For the adult population in general, seven to eight hours of sleep is recommended.
The National Institutes of Health (NIH) (US) say that ‘sleep needs vary from person to person, and they change throughout the lifecycle.’
Newborns sleep between 16 and 18 hours a day, and children in preschool sleep between 10 and 12 hours a day. School-aged children and teens need at least 9 hours of sleep a day.
Research suggests that adults, including seniors, need at least 7 to 8 hours of sleep each day to be well rested and to perform at their best.

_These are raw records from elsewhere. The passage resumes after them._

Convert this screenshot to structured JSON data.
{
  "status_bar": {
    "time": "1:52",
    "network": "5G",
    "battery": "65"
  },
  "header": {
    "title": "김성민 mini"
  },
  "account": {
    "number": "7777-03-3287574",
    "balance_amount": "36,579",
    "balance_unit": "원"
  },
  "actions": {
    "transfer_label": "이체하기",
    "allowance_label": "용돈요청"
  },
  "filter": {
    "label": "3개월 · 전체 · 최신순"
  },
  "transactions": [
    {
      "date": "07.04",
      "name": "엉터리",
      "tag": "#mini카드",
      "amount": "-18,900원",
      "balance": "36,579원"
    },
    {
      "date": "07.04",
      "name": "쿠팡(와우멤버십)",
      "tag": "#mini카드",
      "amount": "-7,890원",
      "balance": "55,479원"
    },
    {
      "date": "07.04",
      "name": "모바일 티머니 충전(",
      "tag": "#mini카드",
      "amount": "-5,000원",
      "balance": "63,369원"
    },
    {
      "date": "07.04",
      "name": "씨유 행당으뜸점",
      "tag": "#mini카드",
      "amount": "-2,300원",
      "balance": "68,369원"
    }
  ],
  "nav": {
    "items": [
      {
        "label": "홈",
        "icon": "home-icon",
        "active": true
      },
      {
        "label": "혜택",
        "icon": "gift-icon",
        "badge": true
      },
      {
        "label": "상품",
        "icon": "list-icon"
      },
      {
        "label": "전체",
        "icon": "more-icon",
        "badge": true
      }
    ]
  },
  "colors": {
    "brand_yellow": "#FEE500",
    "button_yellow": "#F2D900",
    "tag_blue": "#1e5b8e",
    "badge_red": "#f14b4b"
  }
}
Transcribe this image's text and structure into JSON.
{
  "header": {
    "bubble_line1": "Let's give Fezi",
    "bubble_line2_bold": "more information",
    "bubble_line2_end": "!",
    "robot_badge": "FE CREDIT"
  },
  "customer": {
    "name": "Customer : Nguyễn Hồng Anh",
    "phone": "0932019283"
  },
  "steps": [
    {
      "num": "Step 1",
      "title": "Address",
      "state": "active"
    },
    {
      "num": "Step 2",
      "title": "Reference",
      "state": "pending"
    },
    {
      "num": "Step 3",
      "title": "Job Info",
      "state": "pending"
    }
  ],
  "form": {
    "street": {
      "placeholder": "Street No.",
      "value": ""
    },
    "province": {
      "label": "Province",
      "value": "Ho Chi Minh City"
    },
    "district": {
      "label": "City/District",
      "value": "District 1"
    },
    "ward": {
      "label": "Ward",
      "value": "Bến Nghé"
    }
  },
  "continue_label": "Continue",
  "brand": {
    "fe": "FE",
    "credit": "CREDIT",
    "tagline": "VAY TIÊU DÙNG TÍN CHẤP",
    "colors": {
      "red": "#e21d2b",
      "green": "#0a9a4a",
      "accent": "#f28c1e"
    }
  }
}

Side lying with knees slightly bent tends to be the most comfortable position to sleep in for most conditions. It is important to make sure that the neck is well supported by having a correct pillow height. The head should remain in a straight line to the rest of your spine. Side lying however may irritate existing shoulder problems, in which case lying on your back may be more appropriate. Hip and pelvic problems may be strained when side lying, and many patients find it helps to place a pillow between the thighs as this reduces torsion through the pelvis. Sleeping on your front is generally not good as it causes your head to be rotated, causing strain to the joints in your neck and if you also use a pillow, your neck will be rotated (bent backwards) which can aggravate neck problems. Lying on your stomach may also lead to lower back sagging-so increasingly concave bend (the lordosis) which can also result in low backache.